The attorney, Dominique Penson, believes many of these abuses happen on overnight shifts and early morning hours.

In New York City, Dr. David Newman, once an emergency room doctor at Mount Sinai Hospital, pleaded guilty to sexually abusing four female patients.

One of the women said he immobilized her with the anesthetic Propofol and ejaculated on her chest.

She was able to preserve DNA evidence.

Newman pleaded guilty and was sentenced to two years in state prison.

We asked Penson if he had advice for families worried about the patient care of loved ones.

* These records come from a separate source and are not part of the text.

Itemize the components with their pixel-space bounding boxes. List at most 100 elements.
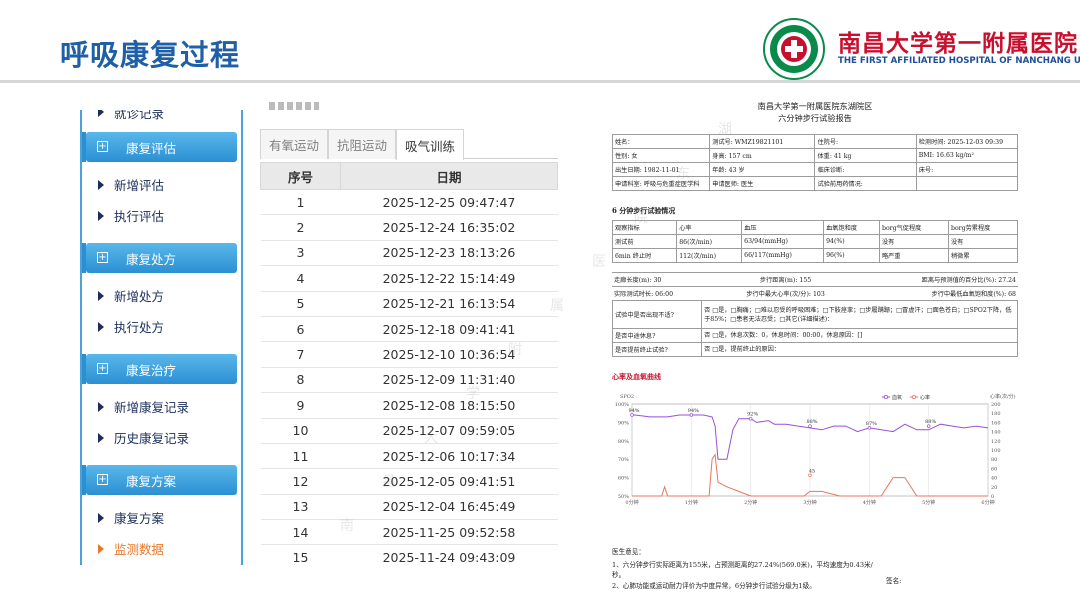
symptom-table: 试验中是否出现不适? 否 □是，□胸痛；□难以忍受的呼吸困难；□下肢痉挛；□步履蹒…: [611, 300, 1018, 357]
metrics-header-cell: borg劳累程度: [947, 220, 1019, 235]
metrics-header-cell: 血氧饱和度: [823, 220, 880, 235]
records-table: 序号 日期 1 2025-12-25 09:47:47 2 2025-12-24 16…: [260, 162, 558, 570]
data-label: 87%: [866, 421, 877, 427]
sidebar-section-plan[interactable]: + 康复方案: [82, 465, 237, 495]
sidebar-item-visit-records[interactable]: 就诊记录: [82, 110, 241, 120]
row-index: 12: [260, 468, 341, 495]
data-label: 88%: [806, 419, 817, 425]
y-left-tick-label: 90%: [618, 420, 629, 426]
data-label: 94%: [688, 408, 699, 414]
caret-right-icon: [98, 290, 104, 301]
sidebar-item-new-assessment[interactable]: 新增评估: [82, 169, 241, 200]
metrics-cell: 112(次/min): [676, 248, 743, 263]
y-right-tick-label: 200: [991, 402, 1001, 408]
legend-marker: [911, 394, 916, 399]
caret-right-icon: [98, 210, 104, 221]
header-divider: [0, 80, 1080, 83]
cropped-text: [269, 102, 319, 110]
expand-icon: +: [97, 252, 108, 263]
row-date: 2025-12-24 16:35:02: [340, 214, 558, 241]
hospital-name-en: THE FIRST AFFILIATED HOSPITAL OF NANCHAN…: [838, 56, 1080, 66]
tab-aerobic[interactable]: 有氧运动: [260, 129, 328, 159]
row-index: 4: [260, 265, 341, 292]
table-row[interactable]: 12 2025-12-05 09:41:51: [260, 468, 558, 495]
signature-label: 签名:: [886, 577, 902, 585]
sidebar-item-new-record[interactable]: 新增康复记录: [82, 391, 241, 422]
table-row[interactable]: 14 2025-11-25 09:52:58: [260, 519, 558, 546]
tab-resistance[interactable]: 抗阻运动: [328, 129, 396, 159]
report-hospital: 南昌大学第一附属医院东湖院区: [757, 101, 873, 111]
summary-row: 走廊长度(m): 30 步行距离(m): 155 距离与预测值的百分比(%): 27…: [612, 272, 1018, 287]
info-cell: 试验前用药情况:: [814, 176, 917, 191]
watermark-char: 昌: [382, 474, 396, 490]
report-title: 六分钟步行试验报告: [778, 113, 852, 123]
row-date: 2025-12-18 09:41:41: [340, 316, 558, 343]
y-left-tick-label: 100%: [615, 402, 630, 408]
opinion-line-2: 2、心肺功能或运动耐力评价为中度异常，6分钟步行试验分级为1级。: [612, 582, 816, 590]
symptom-label: 是否提前终止试验?: [611, 342, 703, 357]
watermark-char: 南: [340, 518, 354, 534]
watermark-char: 院: [634, 210, 648, 226]
sidebar-item-run-prescription[interactable]: 执行处方: [82, 311, 241, 342]
sidebar-item-plan[interactable]: 康复方案: [82, 502, 241, 533]
summary-cell: 实际测试时长: 06:00: [612, 286, 717, 301]
x-tick-label: 2分钟: [744, 499, 757, 506]
row-date: 2025-12-10 10:36:54: [340, 341, 558, 368]
x-tick-label: 0分钟: [625, 499, 638, 506]
info-cell: [915, 176, 1019, 191]
column-header-date: 日期: [340, 162, 558, 190]
row-index: 15: [260, 544, 341, 570]
symptom-row: 试验中是否出现不适? 否 □是，□胸痛；□难以忍受的呼吸困难；□下肢痉挛；□步履蹒…: [611, 300, 1018, 329]
row-date: 2025-12-23 18:13:26: [340, 240, 558, 267]
sidebar-item-run-assessment[interactable]: 执行评估: [82, 200, 241, 231]
summary-cell: 距离与预测值的百分比(%): 27.24: [854, 272, 1018, 287]
caret-right-icon: [98, 432, 104, 443]
metrics-cell: 86(次/min): [676, 234, 743, 249]
data-point: [748, 416, 753, 421]
opinion-title: 医生意见：: [612, 548, 645, 556]
sidebar-item-history-record[interactable]: 历史康复记录: [82, 422, 241, 453]
metrics-cell: 略严重: [879, 248, 949, 263]
data-label: 88%: [925, 419, 936, 425]
sidebar-section-treatment[interactable]: + 康复治疗: [82, 354, 237, 384]
row-date: 2025-12-25 09:47:47: [340, 189, 558, 216]
info-cell: 床号:: [915, 162, 1019, 177]
sidebar-section-assessment[interactable]: + 康复评估: [82, 132, 237, 162]
sidebar-section-prescription[interactable]: + 康复处方: [82, 243, 237, 273]
info-row: 申请科室: 呼吸与危重症医学科 申请医师: 医生 试验前用药情况:: [611, 176, 1019, 191]
table-row[interactable]: 15 2025-11-24 09:43:09: [260, 544, 558, 570]
sidebar-item-monitor-data[interactable]: 监测数据: [82, 533, 241, 564]
row-index: 9: [260, 392, 341, 419]
sidebar-item-new-prescription[interactable]: 新增处方: [82, 280, 241, 311]
row-index: 5: [260, 291, 341, 317]
hospital-emblem-icon: [763, 18, 825, 80]
y-left-tick-label: 80%: [618, 439, 629, 445]
table-row[interactable]: 9 2025-12-08 18:15:50: [260, 392, 558, 419]
metrics-cell: 96(%): [823, 248, 880, 263]
table-row[interactable]: 10 2025-12-07 09:59:05: [260, 418, 558, 444]
row-date: 2025-12-05 09:41:51: [340, 468, 558, 495]
metrics-header-cell: 心率: [676, 220, 743, 235]
table-row[interactable]: 11 2025-12-06 10:17:34: [260, 443, 558, 470]
caret-right-icon: [98, 179, 104, 190]
y-right-tick-label: 180: [991, 411, 1001, 417]
table-row[interactable]: 5 2025-12-21 16:13:54: [260, 291, 558, 317]
table-row[interactable]: 2 2025-12-24 16:35:02: [260, 214, 558, 241]
table-row[interactable]: 13 2025-12-04 16:45:49: [260, 494, 558, 521]
table-row[interactable]: 8 2025-12-09 11:31:40: [260, 367, 558, 394]
page-title: 呼吸康复过程: [60, 38, 241, 72]
symptom-options: 否 □是，□胸痛；□难以忍受的呼吸困难；□下肢痉挛；□步履蹒跚；□冒虚汗；□面色…: [701, 300, 1018, 329]
caret-right-icon: [98, 321, 104, 332]
metrics-cell: 94(%): [823, 234, 880, 249]
row-index: 1: [260, 189, 341, 216]
row-index: 14: [260, 519, 341, 546]
info-cell: 申请医师: 医生: [709, 176, 816, 191]
table-row[interactable]: 3 2025-12-23 18:13:26: [260, 240, 558, 267]
table-row[interactable]: 4 2025-12-22 15:14:49: [260, 265, 558, 292]
info-row: 姓名： 测试号: WMZ19821101 住院号: 检测时间: 2025-12-03 …: [611, 134, 1019, 149]
tab-inspiratory[interactable]: 吸气训练: [396, 129, 464, 160]
y-right-tick-label: 120: [991, 439, 1001, 445]
table-row[interactable]: 1 2025-12-25 09:47:47: [260, 189, 558, 216]
caret-right-icon: [98, 543, 104, 554]
metrics-cell: 没有: [879, 234, 949, 249]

Penson said a facility is supposed to report its health care ratings.

“It has to report whether there have been complaints, whether there have been fines,” Penson said.

“Look for a facility with a good rating and more staff,” Penson said.

“The more staff there is, the less likely there is to be abuse. Ask about supervision. Ask about oversight. And, 'What kind of background checks do you do on the people you hire?'”

Penson said it’s also important to check out the upkeep of a facility.

“Any level of neglect probably means there is neglect on every level.”

As for Mary, the heart patient who said she was abused, her family was told the EKG employee was removed from patient care pending the outcome of an investigation.

Sadly, Mary did not live to find out the results of the probe. She died two weeks after tearfully telling her daughter and sister that she’d been victimized.